Award-Winning Daughters and Dads Program Coming to Gymnastics NSW

22 July, 2021



We have some fantastic news for our gymnastics community! 

In an Australian-first for the sport, Gymnastics NSW has been awarded a $50,000 grant to roll out the award-winning Daughters and Dads program. Awarded by The Office of Sport, Her Sport Her Way, the grant will allow GNSW to run the program in clubs in a bid to enhance the physical and social-emotional wellbeing of gymnasts. Daughters and Dads Active and Empowered is a community-based lifestyle program targeting fathers as the agents of change to improve their daughters’ fitness and physical activity levels and mental health.

GNSW plans to pilot the program in five clubs with course presenters who we hope will gain an authority to subsequently educate further clubs in coming years. It’s hoped the program can be offered through most clubs into the future.

CEO Aaron Bloomfield says GNSW is very grateful for this opportunity that can greatly benefit gymnasts throughout the state.

“This news could not be more exciting, especially because most of our gymnasts are young women,” Mr Bloomfield said. “We believe participation in the program will lead to increased positivity around body image and self-confidence. Gymnastics isn’t always a high-pressure sport geared towards winning, it’s about skill development and enjoyment.”

At its heart, the program means participants can hang out with their dads in a fun and creative way while reaping the benefits.

Why is this program needed?

Research shows dads or significant male figures play an influential role in a girl’s physical activity levels, sport skills and social-emotional wellbeing. Fathers who are actively engaged with their daughters improve mental health outcomes such as higher levels of cognitive ability, self-esteem, social skills, resilience, and educational outcomes. Fathers also have a critical role in helping their daughters form a healthy view of their body image, which is important given that self-esteem and body image are major concerns facing girls, particularly in the teenage years.

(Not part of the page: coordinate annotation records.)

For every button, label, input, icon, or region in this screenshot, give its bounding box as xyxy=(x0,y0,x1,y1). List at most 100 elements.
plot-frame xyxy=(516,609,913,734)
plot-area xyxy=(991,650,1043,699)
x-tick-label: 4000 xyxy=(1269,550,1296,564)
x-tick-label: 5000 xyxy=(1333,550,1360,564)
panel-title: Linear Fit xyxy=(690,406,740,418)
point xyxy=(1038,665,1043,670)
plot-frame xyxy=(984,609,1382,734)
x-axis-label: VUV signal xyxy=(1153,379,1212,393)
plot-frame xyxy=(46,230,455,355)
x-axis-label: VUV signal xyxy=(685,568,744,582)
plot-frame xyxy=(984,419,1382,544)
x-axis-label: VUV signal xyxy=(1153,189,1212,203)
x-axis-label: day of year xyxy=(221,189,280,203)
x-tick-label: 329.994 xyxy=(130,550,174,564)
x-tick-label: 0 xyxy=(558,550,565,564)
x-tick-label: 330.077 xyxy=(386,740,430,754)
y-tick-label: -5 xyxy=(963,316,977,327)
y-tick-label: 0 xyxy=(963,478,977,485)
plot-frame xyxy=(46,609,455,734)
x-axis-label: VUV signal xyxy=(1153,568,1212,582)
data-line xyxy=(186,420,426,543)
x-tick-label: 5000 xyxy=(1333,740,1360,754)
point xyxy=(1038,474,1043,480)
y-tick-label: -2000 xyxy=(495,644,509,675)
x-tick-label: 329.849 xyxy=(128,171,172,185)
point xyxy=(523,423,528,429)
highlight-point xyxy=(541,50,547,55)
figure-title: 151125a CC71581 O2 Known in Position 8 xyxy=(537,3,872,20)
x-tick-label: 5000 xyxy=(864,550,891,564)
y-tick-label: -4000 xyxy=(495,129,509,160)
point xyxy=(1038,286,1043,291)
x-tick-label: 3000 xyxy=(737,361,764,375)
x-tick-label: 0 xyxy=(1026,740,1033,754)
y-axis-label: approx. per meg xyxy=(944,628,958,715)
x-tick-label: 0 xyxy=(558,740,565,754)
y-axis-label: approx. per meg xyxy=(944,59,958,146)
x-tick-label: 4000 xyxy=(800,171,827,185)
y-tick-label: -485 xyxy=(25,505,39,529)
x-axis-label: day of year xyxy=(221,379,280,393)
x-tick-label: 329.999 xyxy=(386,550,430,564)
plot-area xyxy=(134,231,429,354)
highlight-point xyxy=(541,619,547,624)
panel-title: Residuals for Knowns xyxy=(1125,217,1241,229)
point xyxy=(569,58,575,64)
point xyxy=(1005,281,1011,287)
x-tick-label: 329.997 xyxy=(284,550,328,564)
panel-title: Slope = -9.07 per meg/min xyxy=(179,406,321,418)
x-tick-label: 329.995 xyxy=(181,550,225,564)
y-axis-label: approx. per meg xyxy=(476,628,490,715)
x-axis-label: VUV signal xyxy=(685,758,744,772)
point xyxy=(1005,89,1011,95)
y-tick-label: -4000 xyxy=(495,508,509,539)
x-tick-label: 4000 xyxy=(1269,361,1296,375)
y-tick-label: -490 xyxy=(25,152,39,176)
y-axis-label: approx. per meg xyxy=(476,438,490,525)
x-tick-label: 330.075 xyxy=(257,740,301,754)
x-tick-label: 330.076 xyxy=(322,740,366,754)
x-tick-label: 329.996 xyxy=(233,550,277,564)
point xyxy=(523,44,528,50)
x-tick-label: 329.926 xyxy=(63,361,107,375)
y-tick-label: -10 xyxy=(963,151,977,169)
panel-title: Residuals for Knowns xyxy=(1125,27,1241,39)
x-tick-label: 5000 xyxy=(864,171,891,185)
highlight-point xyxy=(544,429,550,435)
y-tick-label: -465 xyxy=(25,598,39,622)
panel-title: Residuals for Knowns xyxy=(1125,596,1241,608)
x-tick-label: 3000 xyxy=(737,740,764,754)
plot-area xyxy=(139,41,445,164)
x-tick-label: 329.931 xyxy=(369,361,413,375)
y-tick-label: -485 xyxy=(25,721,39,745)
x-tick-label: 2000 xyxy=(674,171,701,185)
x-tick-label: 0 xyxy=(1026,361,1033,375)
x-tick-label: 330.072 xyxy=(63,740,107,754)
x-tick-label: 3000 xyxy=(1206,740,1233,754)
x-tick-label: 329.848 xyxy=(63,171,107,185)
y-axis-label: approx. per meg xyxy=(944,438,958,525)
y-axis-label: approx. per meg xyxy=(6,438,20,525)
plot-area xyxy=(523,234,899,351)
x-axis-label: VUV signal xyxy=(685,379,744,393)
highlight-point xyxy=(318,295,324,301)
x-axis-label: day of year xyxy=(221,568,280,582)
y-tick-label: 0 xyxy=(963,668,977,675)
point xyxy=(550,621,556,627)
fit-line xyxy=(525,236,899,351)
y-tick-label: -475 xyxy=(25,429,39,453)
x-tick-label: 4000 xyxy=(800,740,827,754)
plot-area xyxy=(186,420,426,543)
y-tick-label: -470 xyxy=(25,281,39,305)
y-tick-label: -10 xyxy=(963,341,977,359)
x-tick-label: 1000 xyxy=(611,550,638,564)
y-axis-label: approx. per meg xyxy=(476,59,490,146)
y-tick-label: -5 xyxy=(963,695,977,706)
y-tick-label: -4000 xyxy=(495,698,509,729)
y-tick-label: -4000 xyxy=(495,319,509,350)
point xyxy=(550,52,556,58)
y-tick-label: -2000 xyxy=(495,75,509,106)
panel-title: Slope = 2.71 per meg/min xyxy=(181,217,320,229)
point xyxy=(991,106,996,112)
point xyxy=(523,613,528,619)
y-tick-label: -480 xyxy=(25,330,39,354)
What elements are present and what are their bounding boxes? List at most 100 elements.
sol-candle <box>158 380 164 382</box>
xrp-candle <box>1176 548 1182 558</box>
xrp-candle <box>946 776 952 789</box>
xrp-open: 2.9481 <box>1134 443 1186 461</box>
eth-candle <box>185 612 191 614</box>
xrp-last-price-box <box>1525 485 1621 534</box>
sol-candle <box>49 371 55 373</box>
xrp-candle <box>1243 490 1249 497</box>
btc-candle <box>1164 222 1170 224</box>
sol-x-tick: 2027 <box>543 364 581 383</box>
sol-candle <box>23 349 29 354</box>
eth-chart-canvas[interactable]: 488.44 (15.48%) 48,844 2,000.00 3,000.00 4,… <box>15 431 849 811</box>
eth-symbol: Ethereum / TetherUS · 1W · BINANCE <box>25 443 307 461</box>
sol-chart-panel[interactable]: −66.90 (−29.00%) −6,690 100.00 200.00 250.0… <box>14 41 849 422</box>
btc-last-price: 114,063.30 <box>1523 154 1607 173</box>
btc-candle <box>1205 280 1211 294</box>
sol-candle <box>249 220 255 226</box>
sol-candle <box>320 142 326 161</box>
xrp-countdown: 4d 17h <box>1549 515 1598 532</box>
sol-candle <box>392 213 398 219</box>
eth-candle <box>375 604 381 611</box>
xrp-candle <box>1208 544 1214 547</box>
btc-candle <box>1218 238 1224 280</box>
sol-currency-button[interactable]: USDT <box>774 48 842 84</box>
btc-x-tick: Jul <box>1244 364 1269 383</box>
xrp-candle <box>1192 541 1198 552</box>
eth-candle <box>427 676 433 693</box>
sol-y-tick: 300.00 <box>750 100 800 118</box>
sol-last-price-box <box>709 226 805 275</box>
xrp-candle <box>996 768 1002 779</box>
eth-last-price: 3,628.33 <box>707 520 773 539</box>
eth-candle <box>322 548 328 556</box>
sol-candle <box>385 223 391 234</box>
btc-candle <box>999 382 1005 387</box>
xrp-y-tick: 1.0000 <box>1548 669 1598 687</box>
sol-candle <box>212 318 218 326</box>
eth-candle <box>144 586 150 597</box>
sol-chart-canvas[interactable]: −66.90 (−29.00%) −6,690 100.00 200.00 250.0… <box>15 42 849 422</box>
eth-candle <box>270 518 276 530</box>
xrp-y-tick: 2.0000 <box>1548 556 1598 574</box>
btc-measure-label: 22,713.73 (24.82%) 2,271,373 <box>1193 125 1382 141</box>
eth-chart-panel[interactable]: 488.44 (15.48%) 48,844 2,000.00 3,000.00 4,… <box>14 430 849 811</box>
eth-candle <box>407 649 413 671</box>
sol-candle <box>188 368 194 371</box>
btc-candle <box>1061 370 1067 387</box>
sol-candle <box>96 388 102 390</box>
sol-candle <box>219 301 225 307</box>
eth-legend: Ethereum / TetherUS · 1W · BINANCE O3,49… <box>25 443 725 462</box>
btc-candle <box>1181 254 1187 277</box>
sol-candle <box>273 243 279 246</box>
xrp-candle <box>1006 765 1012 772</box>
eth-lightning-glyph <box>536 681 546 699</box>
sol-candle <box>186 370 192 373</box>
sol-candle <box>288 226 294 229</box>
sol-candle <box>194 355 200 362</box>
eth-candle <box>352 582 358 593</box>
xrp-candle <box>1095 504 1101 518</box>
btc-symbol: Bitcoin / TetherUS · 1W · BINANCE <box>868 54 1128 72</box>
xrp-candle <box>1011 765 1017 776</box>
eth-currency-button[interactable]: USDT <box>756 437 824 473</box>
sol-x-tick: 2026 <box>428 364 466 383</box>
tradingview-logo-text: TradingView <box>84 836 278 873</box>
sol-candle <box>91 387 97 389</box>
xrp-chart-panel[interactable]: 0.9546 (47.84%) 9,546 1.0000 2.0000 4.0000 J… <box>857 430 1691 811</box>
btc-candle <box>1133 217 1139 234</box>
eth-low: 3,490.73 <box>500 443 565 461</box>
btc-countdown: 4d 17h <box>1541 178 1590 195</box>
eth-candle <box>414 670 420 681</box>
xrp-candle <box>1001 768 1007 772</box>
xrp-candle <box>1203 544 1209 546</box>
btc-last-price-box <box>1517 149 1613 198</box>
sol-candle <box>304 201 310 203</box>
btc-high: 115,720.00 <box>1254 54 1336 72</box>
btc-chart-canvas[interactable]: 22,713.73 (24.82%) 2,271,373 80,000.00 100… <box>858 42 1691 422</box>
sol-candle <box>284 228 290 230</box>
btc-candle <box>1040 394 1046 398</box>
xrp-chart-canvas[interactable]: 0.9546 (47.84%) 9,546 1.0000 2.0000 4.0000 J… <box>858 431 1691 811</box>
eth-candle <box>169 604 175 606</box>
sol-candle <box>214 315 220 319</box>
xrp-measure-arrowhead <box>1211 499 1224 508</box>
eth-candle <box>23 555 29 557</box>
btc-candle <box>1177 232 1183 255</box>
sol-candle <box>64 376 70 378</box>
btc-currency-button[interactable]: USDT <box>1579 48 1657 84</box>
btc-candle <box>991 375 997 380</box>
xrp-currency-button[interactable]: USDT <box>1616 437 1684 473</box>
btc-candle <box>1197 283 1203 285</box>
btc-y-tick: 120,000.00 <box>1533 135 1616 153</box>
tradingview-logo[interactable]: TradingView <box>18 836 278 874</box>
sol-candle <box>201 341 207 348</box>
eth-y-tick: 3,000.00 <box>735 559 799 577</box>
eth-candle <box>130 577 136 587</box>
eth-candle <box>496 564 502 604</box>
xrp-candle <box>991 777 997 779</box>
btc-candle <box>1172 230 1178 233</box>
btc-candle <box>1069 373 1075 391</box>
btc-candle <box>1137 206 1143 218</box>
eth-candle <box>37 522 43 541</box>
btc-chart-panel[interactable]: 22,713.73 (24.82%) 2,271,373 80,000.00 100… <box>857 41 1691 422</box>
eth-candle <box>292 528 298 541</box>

Despite the many benefits that result from a strong father-daughter bond, research suggests that up to 70% of fathers see themselves as an ‘extra set of hands’ when raising their daughters. In addition, fathers are often less involved with their daughters than mothers and tend to spend less time with daughters than sons. 

Studies show girls enter sports on average two years later than boys and drop out six times faster. By the time they enter high school, less than 10% of girls can adequately perform basic sport skills such as kicking, catching and throwing, which are the building blocks for confident and competent participation in physical activities through life.

About the program

Her Sport Her Way program Chair Kerry Turner says the gymnastics community is in a great position to help girls continue their participation in sport.

“The high participation rates of girls under 12 means gymnastics already has a strong community that can benefit from increased participation into adolescence,” she said. “Gymnastics helps build up fundamental movement skills, providing an important baseline of skills that helps encourage ongoing participation both within gymnastics, and across other sports and physical activity.”

Daughters are given the chance to practice key social-emotional skills including self-control, persistence, critical thinking, resilience and self-reliance. They will spend quality time with their dads in fun practical sessions involving sport skills, rough and tumble play and health-related fitness games. Meanwhile, dads learn evidence-based parenting skills and strategies to emotionally connect with their daughters and improve their physical and mental health.

Participating daughters must be attending primary school between kindergarten - Year 6.